È contrario all’egualitarismo?
«Sono contrario alle posizioni di rendita, grandi o piccole che siano. Le società liberali sono aperte. Oggi non c’è solo la contrapposizione tra classi sociali, o quella tra ricchi e poveri. C’è anche un conflitto tra insider e outsider. È risolvendo quel conflitto che si sblocca l’ascensore sociale. Glielo dice il figlio di due operai».
Lei come si è formato? Che studi ha fatto?
«Mio padre è stato partigiano. Quando gli dissi che lasciavo Pesaro per andare a Trento mi ricordò che per dare a tutti l’occasione di studiare era morta tanta gente durante la Resistenza».
Lei era a Trento nel 1969.
«Per studiare le moderne scienze sociali».
La facoltà di Sociologia era una fucina di contestazioni.
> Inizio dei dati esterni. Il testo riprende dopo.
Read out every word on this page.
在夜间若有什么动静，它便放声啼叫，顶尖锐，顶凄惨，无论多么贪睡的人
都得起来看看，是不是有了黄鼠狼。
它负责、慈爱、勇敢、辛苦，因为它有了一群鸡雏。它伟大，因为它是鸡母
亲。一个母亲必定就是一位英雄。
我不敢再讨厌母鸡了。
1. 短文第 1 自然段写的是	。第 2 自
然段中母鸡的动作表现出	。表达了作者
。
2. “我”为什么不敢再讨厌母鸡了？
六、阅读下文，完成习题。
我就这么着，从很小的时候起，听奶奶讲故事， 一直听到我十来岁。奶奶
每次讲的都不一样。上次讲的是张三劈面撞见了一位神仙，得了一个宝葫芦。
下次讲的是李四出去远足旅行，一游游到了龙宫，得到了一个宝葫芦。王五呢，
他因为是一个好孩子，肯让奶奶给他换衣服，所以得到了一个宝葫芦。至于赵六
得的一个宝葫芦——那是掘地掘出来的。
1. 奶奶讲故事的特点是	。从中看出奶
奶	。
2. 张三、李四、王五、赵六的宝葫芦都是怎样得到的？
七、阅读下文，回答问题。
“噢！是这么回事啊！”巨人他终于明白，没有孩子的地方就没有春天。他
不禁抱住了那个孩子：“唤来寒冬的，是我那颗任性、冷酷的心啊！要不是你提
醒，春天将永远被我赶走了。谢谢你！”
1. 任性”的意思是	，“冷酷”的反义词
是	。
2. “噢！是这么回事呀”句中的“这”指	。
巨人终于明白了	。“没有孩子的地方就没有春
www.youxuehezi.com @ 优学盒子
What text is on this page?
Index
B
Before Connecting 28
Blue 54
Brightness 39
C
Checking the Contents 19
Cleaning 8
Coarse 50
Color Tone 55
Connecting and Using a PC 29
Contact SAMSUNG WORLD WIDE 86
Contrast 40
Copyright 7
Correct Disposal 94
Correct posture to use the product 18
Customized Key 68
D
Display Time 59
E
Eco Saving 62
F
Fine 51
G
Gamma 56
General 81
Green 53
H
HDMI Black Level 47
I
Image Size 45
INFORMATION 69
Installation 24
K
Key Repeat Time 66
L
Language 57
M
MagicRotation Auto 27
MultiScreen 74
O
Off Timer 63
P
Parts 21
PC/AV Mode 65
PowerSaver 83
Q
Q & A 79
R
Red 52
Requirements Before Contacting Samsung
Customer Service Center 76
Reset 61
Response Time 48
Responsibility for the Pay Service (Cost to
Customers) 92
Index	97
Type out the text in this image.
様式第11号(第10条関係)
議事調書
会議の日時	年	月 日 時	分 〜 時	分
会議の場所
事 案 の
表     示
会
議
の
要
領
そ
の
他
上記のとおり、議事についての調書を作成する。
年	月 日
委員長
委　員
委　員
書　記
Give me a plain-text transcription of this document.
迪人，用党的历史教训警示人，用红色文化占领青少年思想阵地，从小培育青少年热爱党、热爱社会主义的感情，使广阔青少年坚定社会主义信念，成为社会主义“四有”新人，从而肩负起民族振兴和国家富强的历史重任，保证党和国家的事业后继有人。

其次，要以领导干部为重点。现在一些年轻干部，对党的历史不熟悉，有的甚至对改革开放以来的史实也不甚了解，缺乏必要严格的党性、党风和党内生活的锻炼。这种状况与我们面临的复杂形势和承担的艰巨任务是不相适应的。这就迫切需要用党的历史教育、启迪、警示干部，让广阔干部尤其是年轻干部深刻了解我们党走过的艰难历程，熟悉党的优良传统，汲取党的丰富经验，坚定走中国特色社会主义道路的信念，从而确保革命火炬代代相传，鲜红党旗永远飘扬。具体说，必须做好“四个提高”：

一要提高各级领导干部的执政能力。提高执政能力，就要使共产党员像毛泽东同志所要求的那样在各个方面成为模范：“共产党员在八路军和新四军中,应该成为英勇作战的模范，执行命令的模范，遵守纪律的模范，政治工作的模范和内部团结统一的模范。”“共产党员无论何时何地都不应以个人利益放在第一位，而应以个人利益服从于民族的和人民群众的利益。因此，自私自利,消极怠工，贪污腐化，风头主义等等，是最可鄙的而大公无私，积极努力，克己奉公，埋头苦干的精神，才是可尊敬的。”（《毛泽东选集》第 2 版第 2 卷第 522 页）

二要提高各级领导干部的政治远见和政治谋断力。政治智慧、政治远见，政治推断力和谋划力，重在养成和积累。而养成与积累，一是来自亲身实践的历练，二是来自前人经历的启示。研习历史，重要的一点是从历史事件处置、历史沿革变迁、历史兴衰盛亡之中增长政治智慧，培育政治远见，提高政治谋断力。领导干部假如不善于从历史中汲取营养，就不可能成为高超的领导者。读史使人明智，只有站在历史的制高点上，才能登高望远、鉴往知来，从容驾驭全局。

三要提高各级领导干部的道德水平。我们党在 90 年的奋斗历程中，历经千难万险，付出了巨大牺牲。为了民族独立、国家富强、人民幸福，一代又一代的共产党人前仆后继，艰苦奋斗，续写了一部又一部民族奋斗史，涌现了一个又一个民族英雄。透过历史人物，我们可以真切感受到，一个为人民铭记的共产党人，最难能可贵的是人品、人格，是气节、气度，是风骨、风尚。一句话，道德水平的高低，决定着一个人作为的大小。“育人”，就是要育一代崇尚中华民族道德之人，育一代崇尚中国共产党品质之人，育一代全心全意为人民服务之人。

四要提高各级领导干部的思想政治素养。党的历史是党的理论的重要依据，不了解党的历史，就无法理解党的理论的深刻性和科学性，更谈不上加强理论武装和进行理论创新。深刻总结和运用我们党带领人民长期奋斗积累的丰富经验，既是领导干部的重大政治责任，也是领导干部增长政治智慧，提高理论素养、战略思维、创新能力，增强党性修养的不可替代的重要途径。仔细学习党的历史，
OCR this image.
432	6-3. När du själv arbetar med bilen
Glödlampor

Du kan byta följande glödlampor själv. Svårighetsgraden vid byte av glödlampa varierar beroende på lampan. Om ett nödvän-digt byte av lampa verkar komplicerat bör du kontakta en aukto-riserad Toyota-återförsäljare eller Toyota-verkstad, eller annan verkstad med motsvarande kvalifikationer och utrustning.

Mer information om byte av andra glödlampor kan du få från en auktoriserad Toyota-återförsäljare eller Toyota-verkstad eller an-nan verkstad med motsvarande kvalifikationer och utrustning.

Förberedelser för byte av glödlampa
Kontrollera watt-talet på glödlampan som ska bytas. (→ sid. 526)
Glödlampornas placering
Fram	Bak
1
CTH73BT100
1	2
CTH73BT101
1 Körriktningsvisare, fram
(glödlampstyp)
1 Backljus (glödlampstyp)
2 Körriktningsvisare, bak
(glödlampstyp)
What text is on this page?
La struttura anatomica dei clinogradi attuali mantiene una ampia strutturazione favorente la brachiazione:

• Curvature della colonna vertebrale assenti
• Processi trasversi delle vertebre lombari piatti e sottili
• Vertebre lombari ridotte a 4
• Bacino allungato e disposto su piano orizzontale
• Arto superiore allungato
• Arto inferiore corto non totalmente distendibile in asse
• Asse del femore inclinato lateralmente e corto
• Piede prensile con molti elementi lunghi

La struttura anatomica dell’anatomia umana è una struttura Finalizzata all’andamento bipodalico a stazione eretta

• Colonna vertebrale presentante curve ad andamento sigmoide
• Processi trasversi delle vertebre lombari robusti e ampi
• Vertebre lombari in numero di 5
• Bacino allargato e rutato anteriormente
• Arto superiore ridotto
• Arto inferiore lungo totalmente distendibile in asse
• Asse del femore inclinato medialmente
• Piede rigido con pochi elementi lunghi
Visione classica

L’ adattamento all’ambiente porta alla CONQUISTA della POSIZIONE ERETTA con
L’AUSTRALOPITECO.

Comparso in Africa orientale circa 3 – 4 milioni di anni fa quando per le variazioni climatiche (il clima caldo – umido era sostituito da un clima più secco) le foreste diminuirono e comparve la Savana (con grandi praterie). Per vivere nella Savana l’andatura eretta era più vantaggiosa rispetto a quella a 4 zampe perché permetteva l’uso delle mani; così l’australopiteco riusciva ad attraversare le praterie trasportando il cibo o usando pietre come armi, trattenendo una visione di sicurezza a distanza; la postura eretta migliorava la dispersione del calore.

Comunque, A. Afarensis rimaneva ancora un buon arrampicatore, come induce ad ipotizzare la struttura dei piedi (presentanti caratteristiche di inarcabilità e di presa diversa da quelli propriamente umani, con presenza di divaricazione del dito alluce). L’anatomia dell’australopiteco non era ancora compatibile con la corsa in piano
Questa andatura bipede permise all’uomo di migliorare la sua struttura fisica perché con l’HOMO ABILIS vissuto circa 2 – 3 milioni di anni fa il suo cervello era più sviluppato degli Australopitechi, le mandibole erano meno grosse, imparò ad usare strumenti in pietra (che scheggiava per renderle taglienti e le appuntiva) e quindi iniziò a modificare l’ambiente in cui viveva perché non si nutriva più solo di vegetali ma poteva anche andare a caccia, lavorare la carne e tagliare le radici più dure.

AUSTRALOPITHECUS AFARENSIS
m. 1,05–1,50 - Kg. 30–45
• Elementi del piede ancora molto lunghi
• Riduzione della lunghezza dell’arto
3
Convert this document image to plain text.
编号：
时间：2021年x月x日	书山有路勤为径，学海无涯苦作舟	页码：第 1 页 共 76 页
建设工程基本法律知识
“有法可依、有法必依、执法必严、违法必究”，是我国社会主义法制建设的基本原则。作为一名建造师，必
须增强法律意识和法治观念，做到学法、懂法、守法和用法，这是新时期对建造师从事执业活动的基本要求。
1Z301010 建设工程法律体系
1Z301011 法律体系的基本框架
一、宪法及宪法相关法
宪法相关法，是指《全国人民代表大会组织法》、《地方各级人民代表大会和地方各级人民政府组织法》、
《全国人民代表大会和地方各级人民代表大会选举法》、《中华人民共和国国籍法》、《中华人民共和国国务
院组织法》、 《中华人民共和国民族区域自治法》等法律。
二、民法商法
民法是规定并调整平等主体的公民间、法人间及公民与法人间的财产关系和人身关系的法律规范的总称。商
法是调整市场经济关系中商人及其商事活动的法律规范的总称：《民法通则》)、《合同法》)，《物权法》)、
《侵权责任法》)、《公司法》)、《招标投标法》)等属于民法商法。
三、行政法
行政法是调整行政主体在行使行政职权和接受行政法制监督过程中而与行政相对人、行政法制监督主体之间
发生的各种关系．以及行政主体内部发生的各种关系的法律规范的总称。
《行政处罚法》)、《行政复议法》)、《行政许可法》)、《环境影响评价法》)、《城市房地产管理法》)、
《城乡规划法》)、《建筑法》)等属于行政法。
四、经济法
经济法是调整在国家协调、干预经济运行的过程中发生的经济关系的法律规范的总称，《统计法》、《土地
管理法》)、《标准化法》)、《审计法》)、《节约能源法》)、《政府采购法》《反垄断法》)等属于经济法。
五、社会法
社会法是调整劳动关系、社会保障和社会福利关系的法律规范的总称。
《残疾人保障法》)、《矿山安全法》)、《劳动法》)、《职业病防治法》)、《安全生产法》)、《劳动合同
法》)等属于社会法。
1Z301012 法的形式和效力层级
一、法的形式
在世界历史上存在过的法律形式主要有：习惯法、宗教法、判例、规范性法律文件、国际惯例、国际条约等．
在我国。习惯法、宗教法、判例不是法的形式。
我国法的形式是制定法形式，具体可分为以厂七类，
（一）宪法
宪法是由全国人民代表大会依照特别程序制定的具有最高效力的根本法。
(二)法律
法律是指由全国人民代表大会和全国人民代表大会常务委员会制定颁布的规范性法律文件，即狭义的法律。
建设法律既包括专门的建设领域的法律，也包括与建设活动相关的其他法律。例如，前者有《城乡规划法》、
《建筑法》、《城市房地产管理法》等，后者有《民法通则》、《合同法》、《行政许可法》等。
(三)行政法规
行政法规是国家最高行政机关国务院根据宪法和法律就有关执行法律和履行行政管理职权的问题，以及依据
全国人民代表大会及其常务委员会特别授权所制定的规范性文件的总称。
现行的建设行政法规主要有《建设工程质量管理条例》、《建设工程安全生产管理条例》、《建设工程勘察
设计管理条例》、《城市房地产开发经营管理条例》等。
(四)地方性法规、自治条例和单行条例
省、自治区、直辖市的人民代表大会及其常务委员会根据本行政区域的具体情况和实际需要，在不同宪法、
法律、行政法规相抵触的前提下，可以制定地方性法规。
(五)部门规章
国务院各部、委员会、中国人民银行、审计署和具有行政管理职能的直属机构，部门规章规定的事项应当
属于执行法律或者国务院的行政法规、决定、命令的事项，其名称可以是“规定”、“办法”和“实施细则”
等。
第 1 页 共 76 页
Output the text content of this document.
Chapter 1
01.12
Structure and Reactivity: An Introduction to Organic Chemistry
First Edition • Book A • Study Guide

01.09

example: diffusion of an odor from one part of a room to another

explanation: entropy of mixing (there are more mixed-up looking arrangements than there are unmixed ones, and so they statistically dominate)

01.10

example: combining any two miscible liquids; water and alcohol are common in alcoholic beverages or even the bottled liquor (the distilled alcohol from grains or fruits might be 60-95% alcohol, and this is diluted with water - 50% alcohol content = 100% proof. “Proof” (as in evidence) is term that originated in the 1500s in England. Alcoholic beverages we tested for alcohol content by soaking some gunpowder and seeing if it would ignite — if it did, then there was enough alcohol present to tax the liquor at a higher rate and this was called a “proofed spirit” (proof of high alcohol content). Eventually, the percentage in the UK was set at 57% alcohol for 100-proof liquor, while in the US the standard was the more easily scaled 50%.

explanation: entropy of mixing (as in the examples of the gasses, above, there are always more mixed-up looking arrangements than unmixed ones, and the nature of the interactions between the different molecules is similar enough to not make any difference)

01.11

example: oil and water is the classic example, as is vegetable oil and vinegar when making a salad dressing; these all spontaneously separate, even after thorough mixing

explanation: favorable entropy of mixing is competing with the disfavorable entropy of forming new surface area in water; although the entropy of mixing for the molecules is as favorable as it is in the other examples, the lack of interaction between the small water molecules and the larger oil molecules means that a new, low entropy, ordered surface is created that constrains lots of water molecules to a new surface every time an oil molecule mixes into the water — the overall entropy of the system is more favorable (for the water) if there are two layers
«Aderii al Movimento Studentesco, ma l’omicidio Calabresi cambiò tutto. In quegli anni si formò una generazione arrabbiata, ma intellettualmente provinciale. Il Paese era chiuso, ma l’antagonismo non contribuì ad aprirlo. La cultura liberale era sconosciuta».
A cena col nemico?
«Con Angela Merkel. Ha una logica, un’integrità e una coerenza apprezzabili, ma non condivido le politiche di austerità. Sono sbagliate anche dal punto di vista tedesco».
Perché?
«La Germania è Paese egemone, ma non ha una cultura dell’egemonia, che prevederebbe di tutelare gli interessi di tutti, non solo i propri».
Qual è l’errore più grande che ha fatto?
«Avrei voluto confrontarmi meglio con mio padre. Ma avere a che fare con uno stalinista non era facile».
La scelta che le ha cambiato la vita?
«Partire per gli Stati Uniti, nel settembre del 1981. Lì mi accorsi che il mondo era più grande di quel che immaginavo».
Che cosa guarda in tv?
«Nulla. Al massimo qualche film».
Il film preferito?
«L’ultimo dei Mohicani con Daniel Day-Lewis. L’ho visto più di una volta con i miei figli».
La canzone?
«Un pezzo qualsiasi di B.B. King».
Il libro?
«La democrazia in America di Alexis de Tocqueville».
Il libro che ogni studente dovrebbe leggere?
«La scienza come professione di Max Weber: la cattedra non è dei profeti. Weber spiega anche come gli intellettuali debbano saper andare controcorrente».
Sa quanto costano sei uova?
«Le butto nel carrello senza controllare il prezzo».
Conosce i confini dell’Ucraina?
«Russia, Polonia…».
L’articolo 12 della Costituzione?
«Non lo ricordo».
È quello che descrive il Tricolore.
«Per troppo tempo la nostra classe dirigente ha avuto poca consapevolezza del proprio Paese. E senza quella non si può essere buoni europei».